The numbers are in. A week after the soft launch of the president’s budget request for fiscal 2020, it now appears the Trump administration may be looking to trim governmentwide IT funding next year.
The White House has called for $87.79 billion in IT funding across civilian and defense agencies, according to an analytical perspective released Monday. DOD’s accounts would show some cuts, but it’s unclear if that money might just be moved to the classified budget. Civilian agencies, meanwhile, would get a bump overall.
The fiscal 2020 top-line proposal represents a small dip from the estimated $87.97 billion the government plans to have spent on IT by the close of fiscal 2019, according to these latest numbers. Nevertheless, the roughly $182 million proposed cut is a notable one as it marks the first decline in requested top-line funding the IT budget has seen in years.
The cut appears to stem from the defense side of the IT budget, which dropped from 2019’s $37.92 billion estimate to a proposal of $36.75 billion in fiscal 2020 — a difference of about $1.2 billion.
There’s a possibility that the administration has proposed shifting that money to DOD’s classified IT spending, which is not revealed in the public budget. In past years, the Office of Management and Budget estimated DOD’s classified IT spending as part of its budget proposal. For its 2019 request, it didn’t include DOD IT spending at all. This back-and-forth in reporting makes it difficult to consistently track spending proposals year to year.
Chris Cornillie, an analyst with Bloomberg Government, backed the assertion that DOD’s dip in proposed spending may have to do with shifting it to classified IT. “Unclassified defense IT is down slightly, but I suspect it’s just that more investments are being steered toward classified programs,” he told FedScoop.
Asked about the cut, a senior administration official said it was “because classified IT investments is excluded.”
This comes as the administration wants to increase overall defense spending by roughly 5 percent in 2020.
On the other hand, civilian-agency IT spending would continue to rise under this proposed budget — up from an estimated $50.05 billion in 2019 to $51.04 billion in 2020, which helps balance the drop on the defense side.
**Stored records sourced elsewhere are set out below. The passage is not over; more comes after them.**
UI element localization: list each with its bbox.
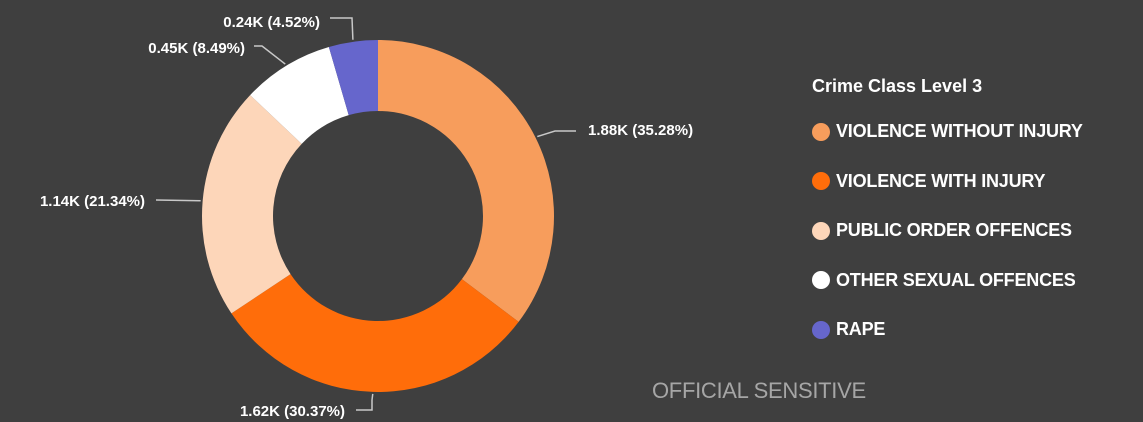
slice-public-order-offences[interactable] xyxy=(201,95,302,314)
legend-swatch xyxy=(812,320,830,339)
leader-line-rape xyxy=(330,17,354,40)
data-label-violence-without-injury: 1.88K (35.28%) xyxy=(588,122,693,139)
label-leader-lines xyxy=(155,17,576,411)
leader-line-violence-with-injury xyxy=(356,393,374,411)
legend-item-violence-without-injury[interactable]: VIOLENCE WITHOUT INJURY xyxy=(812,107,1142,157)
slice-rape[interactable] xyxy=(328,40,378,116)
donut-slices xyxy=(201,40,555,393)
legend-label: RAPE xyxy=(836,319,886,340)
slice-other-sexual-offences[interactable] xyxy=(250,46,349,144)
legend-label: VIOLENCE WITH INJURY xyxy=(836,170,1046,191)
legend-title: Crime Class Level 3 xyxy=(812,76,983,96)
legend-label: OTHER SEXUAL OFFENCES xyxy=(836,269,1076,290)
leader-line-violence-without-injury xyxy=(537,130,576,138)
data-labels: 1.88K (35.28%) 1.62K (30.37%) 1.14K (21.34… xyxy=(40,14,693,420)
data-label-violence-with-injury: 1.62K (30.37%) xyxy=(240,403,345,420)
slice-violence-with-injury[interactable] xyxy=(231,274,519,393)
data-label-public-order-offences: 1.14K (21.34%) xyxy=(40,193,145,210)
legend-swatch xyxy=(812,221,830,240)
legend: Crime Class Level 3 VIOLENCE WITHOUT INJ… xyxy=(812,76,1142,355)
legend-item-public-order-offences[interactable]: PUBLIC ORDER OFFENCES xyxy=(812,206,1142,256)
legend-label: VIOLENCE WITHOUT INJURY xyxy=(836,121,1083,142)
legend-swatch xyxy=(812,172,830,191)
slice-violence-without-injury[interactable] xyxy=(378,40,555,322)
leader-line-other-sexual-offences xyxy=(254,45,286,65)
leader-line-public-order-offences xyxy=(155,199,201,202)
legend-swatch xyxy=(812,271,830,290)
data-label-other-sexual-offences: 0.45K (8.49%) xyxy=(148,40,245,57)
legend-swatch xyxy=(812,122,830,141)
legend-item-rape[interactable]: RAPE xyxy=(812,305,1142,355)
legend-item-other-sexual-offences[interactable]: OTHER SEXUAL OFFENCES xyxy=(812,256,1142,306)
legend-item-violence-with-injury[interactable]: VIOLENCE WITH INJURY xyxy=(812,157,1142,207)
data-label-rape: 0.24K (4.52%) xyxy=(223,14,320,31)
classification-footer: OFFICIAL SENSITIVE xyxy=(652,378,866,403)
legend-label: PUBLIC ORDER OFFENCES xyxy=(836,220,1072,241)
The original fiscal 2019 IT budget request, which included only civilian spending, was for $45.8 billion.
(Reporting on civilian IT funding in the president’s budget request has changed in recent years, too, namely with the removal of grants for state and local IT investments. Historically, that made up about 10 percent of the federal IT budget, about $9 billion.)
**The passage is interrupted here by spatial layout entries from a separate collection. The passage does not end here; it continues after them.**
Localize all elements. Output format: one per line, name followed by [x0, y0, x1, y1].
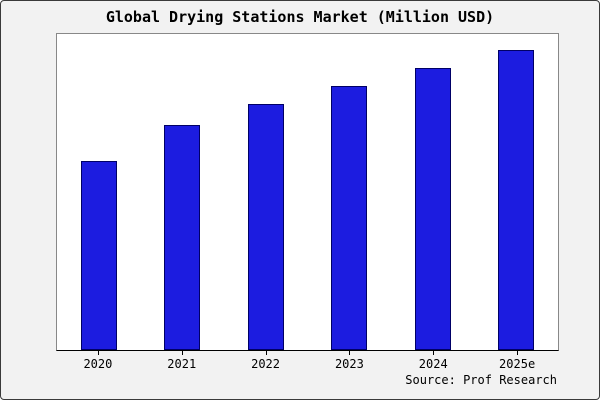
axis-tick — [265, 351, 267, 355]
x-axis-label-cell: 2025e — [499, 351, 535, 373]
x-axis-label-cell: 2024 — [415, 351, 451, 373]
source-caption: Source: Prof Research — [405, 373, 557, 387]
x-axis-labels: 2020 2021 2022 2023 2024 2025e — [56, 351, 559, 373]
x-axis-label-cell: 2021 — [164, 351, 200, 373]
axis-tick — [349, 351, 351, 355]
x-axis-label: 2021 — [167, 357, 197, 371]
x-axis-label: 2024 — [418, 357, 448, 371]
x-axis-label-cell: 2023 — [331, 351, 367, 373]
axis-tick — [517, 351, 519, 355]
axis-tick — [181, 351, 183, 355]
x-axis-label: 2020 — [83, 357, 113, 371]
bar-2025e — [498, 50, 535, 350]
bar-2020 — [80, 161, 117, 350]
bar-2023 — [331, 86, 368, 350]
x-axis-label: 2025e — [499, 357, 536, 371]
plot-area — [56, 33, 559, 351]
bar-2021 — [164, 125, 201, 350]
bar-2022 — [247, 104, 284, 350]
bar-2024 — [414, 68, 451, 350]
chart-title: Global Drying Stations Market (Million U… — [105, 8, 495, 26]
x-axis-label-cell: 2020 — [80, 351, 116, 373]
x-axis-label: 2022 — [251, 357, 281, 371]
bars-container — [57, 34, 558, 350]
x-axis-label-cell: 2022 — [248, 351, 284, 373]
axis-tick — [433, 351, 435, 355]
x-axis-label: 2023 — [334, 357, 364, 371]
axis-tick — [97, 351, 99, 355]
The proposed boost on the civilian side will certainly help the administration meet some of its broader IT goals. Mike Hettinger, a tech lobbyist and former congressional staffer, told FedScoop “the budget proposal hits all the highlights — IT modernization, [Tech Modernization Fund], cloud, workforce and cyber — all areas that deserve continued investment.”
And ultimately, it’s Congress that will make the final decision, through the appropriations process, on what the 2020 budget will be. The White House’s request ends up as more of a policy document signaling the administration’s priorities for the following year.
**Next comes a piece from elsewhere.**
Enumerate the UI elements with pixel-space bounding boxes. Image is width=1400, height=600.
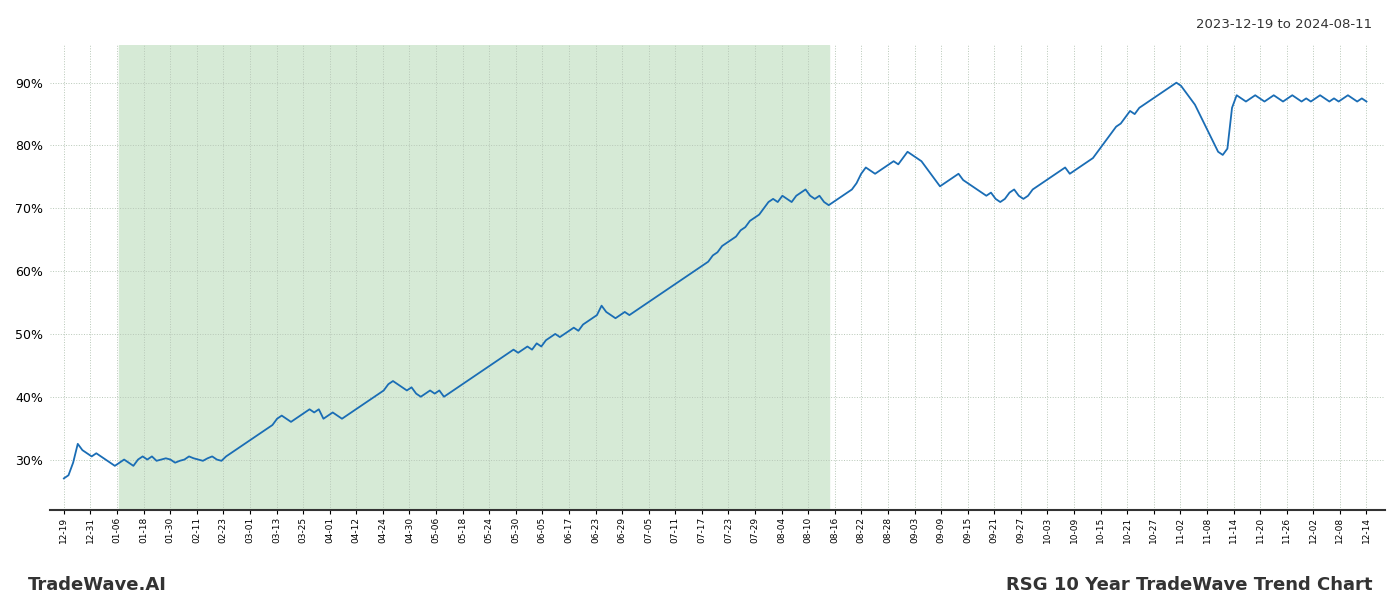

“Now it’s up to Congress to make sure federal IT gets the right funding in the right priority areas,” Hettinger said.
Breaking it down by departments, Homeland Security would remain the top civilian IT spender under this budget request with a proposed $7.1 billion budget. And notably, the Department of Veterans Affairs would see a big jump in proposed spending — up from $4.3 billion requested in 2019 to $6.1 billion in 2020, which would give it the second highest civilian IT budget, followed by the departments of Health and Human Services and Treasury. But most of VA’s increase likely comes from its request of $1.6 billion for the modernization of its electronic health record.
The bottom-five spenders account for only 1.3 percent of the total proposed IT budget for 2020.